In der schönsten Bücherei meines Wohnorts gibt es Ecken, die ich oft meide. Vor allem an Tagen, an denen ich noch andere Pläne habe, als durch die Regale zu stöbern. Die Ecken, die ich meine, sind nämlich regelrechte Zeitfresser, die es mit dem Surfen im Internet durchaus aufnehmen können.

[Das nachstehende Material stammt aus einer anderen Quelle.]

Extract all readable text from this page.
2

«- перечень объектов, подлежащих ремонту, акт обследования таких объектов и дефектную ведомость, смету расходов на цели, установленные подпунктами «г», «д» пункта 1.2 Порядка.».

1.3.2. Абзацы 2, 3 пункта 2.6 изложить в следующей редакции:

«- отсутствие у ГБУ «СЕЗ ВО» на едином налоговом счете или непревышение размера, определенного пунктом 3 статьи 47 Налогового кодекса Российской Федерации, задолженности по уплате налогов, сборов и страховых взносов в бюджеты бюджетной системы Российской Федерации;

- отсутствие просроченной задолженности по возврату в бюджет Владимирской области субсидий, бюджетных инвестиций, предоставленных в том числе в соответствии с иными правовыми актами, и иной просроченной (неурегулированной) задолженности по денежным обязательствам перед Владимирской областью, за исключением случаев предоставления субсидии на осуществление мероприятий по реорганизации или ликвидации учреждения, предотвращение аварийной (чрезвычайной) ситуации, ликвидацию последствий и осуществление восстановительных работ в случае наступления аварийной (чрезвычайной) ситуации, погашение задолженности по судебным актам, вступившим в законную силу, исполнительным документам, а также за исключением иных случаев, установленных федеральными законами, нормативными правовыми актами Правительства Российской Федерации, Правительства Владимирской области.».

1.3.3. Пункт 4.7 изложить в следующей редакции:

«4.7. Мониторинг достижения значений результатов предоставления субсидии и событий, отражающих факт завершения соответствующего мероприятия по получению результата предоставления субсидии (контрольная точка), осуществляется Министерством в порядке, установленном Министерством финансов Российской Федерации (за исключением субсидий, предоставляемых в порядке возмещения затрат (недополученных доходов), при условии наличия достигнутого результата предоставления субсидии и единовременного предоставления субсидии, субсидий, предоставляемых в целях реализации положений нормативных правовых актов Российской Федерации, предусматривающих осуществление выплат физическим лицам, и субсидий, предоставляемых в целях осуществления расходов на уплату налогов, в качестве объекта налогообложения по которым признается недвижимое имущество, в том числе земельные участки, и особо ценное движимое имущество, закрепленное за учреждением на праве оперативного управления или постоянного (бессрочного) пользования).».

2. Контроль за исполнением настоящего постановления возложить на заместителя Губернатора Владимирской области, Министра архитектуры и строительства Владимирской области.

Da sind als Erstes die etwa 750 Koch- und Backbücher, von denen mich eigentlich nur die zum Thema Thermomix und die über kunstvoll verzierte Torten nicht interessieren. In direkter Nachbarschaft stehen dann über 300 Handarbeitsbücher. Selbst wenn ich da Häkeln und Sticken außer Acht lasse, ist eine Stunde rum wie nix. Und richtig lange dauert es, wenn mir Hobby-Bücher ins Blickfeld geraten zu Themen, die mir ziemlich unbekannt sind. Da schlägt dann meine Neugier, äh mein Interesse, gnadenlos durch. Und manches Mal ist mir bisher das Wort „Schade“ durch den Kopf geschossen, weil ich es mir verkniffen habe, irgendwelches Equipment für neue Hobbys anzuschaffen, solange ich meine Wollvorräte nicht verstrickt habe. Dabei geht es um einen Zeitraum von mindestens fünf Jahren.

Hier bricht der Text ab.